Lavinia, Lavinia... Ölüm çiçeğinin ismi. Benim ismim. Bir çiçeğim var, belki onunla aynı bedeni ve ruhu taşıyorduk. Bunu biliyorum. Ben onu suluyordum oda beni, ben onun ne demek istediğini sessizliğinden anlıyordum oda benim sessizliğinden anlıyordu. Biz sessizliğimizle konuşuyorduk...
"Sevilmek isterken iliklerine kadar sevgisizliği hisseden herkese..."
(...)
"Senin şımarıklıklarını çekecek bir adam değilim."

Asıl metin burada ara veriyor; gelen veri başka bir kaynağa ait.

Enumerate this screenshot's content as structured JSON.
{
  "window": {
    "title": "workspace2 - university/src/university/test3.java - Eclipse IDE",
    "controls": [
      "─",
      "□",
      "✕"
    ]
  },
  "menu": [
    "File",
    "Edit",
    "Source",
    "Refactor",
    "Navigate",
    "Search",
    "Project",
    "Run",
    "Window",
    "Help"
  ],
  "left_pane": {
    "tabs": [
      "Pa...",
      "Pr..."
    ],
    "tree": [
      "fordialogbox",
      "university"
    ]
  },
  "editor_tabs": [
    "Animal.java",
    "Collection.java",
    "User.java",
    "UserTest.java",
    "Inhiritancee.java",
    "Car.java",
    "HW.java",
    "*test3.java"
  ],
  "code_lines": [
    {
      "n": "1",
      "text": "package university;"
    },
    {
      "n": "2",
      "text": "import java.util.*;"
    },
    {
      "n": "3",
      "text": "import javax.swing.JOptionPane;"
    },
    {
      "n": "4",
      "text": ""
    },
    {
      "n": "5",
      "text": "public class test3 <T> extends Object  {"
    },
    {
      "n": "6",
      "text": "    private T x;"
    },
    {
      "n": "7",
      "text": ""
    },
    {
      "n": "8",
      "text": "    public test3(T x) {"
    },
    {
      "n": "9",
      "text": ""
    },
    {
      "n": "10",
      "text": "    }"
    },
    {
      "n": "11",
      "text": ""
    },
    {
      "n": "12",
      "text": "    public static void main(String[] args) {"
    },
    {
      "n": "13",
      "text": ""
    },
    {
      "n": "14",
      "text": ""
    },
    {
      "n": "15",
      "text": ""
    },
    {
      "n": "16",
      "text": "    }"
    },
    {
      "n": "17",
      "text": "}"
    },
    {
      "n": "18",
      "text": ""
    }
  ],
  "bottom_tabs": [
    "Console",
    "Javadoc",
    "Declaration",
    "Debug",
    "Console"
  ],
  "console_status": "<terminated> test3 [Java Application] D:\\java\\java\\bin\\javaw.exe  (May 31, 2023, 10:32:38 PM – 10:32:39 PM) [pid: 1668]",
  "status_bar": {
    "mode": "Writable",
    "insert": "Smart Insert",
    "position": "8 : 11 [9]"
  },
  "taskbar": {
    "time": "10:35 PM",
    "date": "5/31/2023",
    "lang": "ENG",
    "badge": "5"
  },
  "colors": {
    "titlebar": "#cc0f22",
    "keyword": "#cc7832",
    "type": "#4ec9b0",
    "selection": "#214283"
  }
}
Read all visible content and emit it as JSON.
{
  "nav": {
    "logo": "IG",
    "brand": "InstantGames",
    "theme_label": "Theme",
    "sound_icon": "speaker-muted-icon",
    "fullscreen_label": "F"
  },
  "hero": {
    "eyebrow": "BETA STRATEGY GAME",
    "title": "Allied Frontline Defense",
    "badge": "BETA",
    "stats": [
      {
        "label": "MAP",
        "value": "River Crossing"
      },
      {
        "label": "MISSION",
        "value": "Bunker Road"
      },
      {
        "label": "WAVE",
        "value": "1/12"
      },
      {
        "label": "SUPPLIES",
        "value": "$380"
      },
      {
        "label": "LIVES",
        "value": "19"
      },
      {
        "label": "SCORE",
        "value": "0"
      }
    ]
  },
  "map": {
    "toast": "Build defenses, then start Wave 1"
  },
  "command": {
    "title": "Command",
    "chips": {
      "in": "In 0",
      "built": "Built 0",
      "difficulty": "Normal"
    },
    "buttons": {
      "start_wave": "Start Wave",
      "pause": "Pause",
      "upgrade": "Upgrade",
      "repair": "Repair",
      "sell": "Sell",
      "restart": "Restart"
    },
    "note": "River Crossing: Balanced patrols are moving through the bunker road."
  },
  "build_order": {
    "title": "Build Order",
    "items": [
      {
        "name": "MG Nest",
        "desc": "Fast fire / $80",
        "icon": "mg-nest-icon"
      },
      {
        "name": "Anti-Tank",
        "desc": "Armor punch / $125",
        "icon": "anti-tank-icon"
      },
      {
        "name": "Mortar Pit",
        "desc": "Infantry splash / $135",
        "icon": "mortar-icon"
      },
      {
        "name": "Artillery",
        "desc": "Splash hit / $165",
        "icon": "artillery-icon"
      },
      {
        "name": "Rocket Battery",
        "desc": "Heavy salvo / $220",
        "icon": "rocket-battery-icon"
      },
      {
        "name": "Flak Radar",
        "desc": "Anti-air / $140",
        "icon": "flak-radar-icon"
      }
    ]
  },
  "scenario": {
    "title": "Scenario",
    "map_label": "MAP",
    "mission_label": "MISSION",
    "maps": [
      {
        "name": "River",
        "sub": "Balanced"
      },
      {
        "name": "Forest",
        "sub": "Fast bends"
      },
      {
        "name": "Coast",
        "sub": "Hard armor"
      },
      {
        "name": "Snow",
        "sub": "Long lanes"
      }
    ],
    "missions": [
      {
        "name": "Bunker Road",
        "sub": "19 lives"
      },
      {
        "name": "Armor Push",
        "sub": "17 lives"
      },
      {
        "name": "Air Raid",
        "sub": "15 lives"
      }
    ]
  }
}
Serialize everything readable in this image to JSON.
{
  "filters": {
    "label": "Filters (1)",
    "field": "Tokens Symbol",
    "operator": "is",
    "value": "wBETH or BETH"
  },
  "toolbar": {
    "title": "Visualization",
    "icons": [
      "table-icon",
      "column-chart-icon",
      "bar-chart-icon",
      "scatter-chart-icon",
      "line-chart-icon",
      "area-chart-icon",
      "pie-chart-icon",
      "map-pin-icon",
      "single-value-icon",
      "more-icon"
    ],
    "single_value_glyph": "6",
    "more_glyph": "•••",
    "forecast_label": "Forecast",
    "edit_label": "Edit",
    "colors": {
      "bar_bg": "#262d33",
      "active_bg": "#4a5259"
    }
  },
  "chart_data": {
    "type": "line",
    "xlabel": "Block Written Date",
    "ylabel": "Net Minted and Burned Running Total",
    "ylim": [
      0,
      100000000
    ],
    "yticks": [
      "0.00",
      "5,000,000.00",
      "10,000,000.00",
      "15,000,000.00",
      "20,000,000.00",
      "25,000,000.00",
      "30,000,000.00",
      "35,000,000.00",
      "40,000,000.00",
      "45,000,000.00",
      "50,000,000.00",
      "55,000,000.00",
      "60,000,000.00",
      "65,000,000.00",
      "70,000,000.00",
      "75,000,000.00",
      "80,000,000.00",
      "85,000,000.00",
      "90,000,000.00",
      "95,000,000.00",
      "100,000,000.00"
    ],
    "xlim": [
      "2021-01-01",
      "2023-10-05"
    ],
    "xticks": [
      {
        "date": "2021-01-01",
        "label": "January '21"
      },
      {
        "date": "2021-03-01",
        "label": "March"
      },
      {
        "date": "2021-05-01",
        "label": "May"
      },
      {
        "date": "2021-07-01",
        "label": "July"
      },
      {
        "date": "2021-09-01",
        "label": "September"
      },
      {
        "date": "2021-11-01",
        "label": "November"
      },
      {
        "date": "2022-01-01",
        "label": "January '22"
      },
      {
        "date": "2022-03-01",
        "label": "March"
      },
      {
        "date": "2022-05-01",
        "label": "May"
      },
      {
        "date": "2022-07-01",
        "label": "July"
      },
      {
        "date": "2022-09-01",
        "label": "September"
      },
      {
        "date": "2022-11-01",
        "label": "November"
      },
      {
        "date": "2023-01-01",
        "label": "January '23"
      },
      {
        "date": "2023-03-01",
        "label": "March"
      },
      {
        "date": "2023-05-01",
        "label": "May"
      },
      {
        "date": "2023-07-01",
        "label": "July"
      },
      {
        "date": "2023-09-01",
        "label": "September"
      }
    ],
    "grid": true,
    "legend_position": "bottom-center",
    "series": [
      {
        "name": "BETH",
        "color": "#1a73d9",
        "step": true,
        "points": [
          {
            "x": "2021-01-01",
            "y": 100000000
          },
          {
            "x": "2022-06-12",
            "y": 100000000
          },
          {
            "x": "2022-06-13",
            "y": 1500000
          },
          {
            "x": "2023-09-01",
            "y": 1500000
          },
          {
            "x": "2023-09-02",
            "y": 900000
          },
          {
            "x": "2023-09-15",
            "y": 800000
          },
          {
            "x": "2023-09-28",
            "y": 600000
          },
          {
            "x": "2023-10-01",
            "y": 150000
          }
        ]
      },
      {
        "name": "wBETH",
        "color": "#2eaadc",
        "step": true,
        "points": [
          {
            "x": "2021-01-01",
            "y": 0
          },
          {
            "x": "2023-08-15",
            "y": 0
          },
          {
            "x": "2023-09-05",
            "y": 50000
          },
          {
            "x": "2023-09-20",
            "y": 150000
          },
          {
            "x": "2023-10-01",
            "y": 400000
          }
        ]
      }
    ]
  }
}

Sözleri üzerine gözlerim gözlerinde asılı kaldı. Kelimeler zihnimde bir oraya bir buraya kaçışırken hepsini bir araya toplamak oldukça zor olmuştu. Sakin ol Efsan... Kalbimdeki anlamsız ağrıyı görmezlikten geldim. Çenemi havaya dikip ters ters ona baktım. Giydiğim siyah topuklular sayesinde aramızdaki boy farkı bir kafa mesafesi kadarken gerginlikten kuruyan dudaklarımı ıslatıp onunkiler kadar acımasız olan sözlerimi sarf ettim.
"Bende sana şımarıklık yapacak bir kadın değilim."